Spence’s popular classes are well known to Yalies, but his reputation has also gained him a national position beyond the packed lecture halls of the Elm City. Last month, he was elected president of the American Historical Association.

The American Historical Association, or AHA, is the largest historical society in the United States and functions as the umbrella organization for historians of varied specialties.

The AHA’s Web site describes the group as concerned with the “promotion of historical studies, the collection and preservation of historical documents and artifacts, and the dissemination of historical research.” The group boasts approximately 15,000 members, including faculty members at secondary schools or colleges, graduate students and independent historians.

“The Association is the principle, major association of history in the United States,” History Department chairman Jon Butler said. “It is the most important and the most prestigious of historical organizations in the U.S., and perhaps the world. There is no other organization which compares to it.”

Spence recalled his joy at hearing the news.

“It was hard not to be rather excited,” Spence said. “I’ve just been teaching and writing lately, so this is a very different kind of job. Intellectually, it can be exciting, but it’s also a lot of bureaucratic work.”

Because the AHA’s elections are held a year in advance, Spence will begin his term as president in January 2004. Until then he will serve as president-elect, which Robert Townsend, assistant director for research and publications, described as “president-in-training.”

Next year, after his presidential address in Seattle, Spence will chair the Governing Council of the Association and will be responsible for dealing with all wide-spanning problems which may arise in the field of history.

“I am both apprehensive and eager to see how it goes,” Spence said. “I’m touched by the people who voted for me.”

Spence first became interested in Chinese history when he came from the University of Cambridge to Yale with the Claire Mellon fellowship.
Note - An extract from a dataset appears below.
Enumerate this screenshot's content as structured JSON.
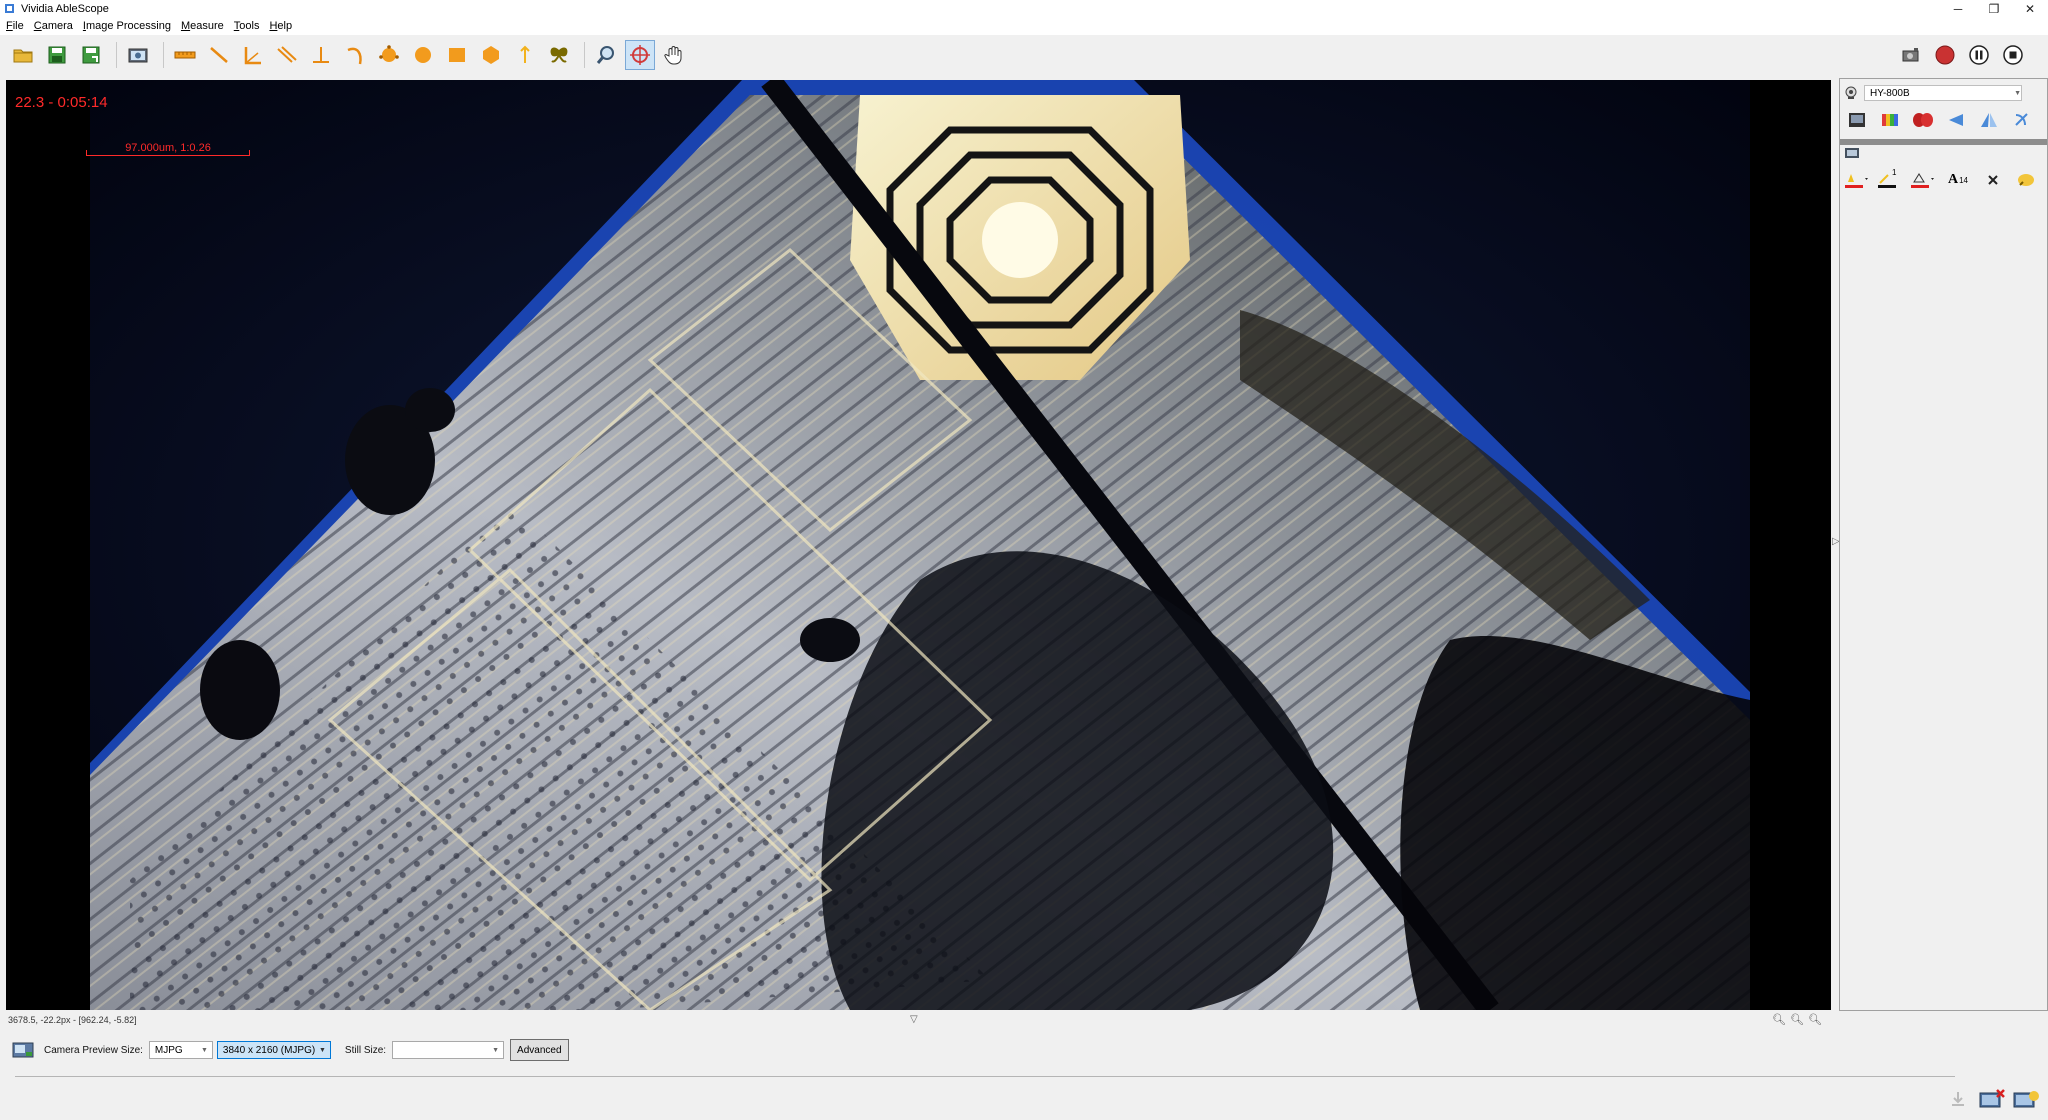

He came to study Western civilization and Western history, but he enrolled in a Chinese history class “just for fun.” Spence said the professor, Mary Wright, inspired him to study Chinese and to apply for the doctoral program. Since then, Spence has become an extremely noteworthy historian with an expansive list of honors and awards. Spence began teaching at Yale in 1966.

Lately, Spence has been working closely with John Delury GRD ’05 on his research in early Qing dynasty intellectual and political history.

“Professor Spence is truly the ideal advisor, a mentor in the full sense of the word,” Delury said. “I have a theory that he has a secret Taoist handbook which he uses to create time ex nihilo.”

Butler said the position reflected well on both Spence and the University.

“It’s a great honor to Jonathan,” Butler said. “It’s a great honor to the department, and it’s a wonderful distinction for the University. Everyone knows that Jonathan Spence is a superlative historian and a fabulous colleague.”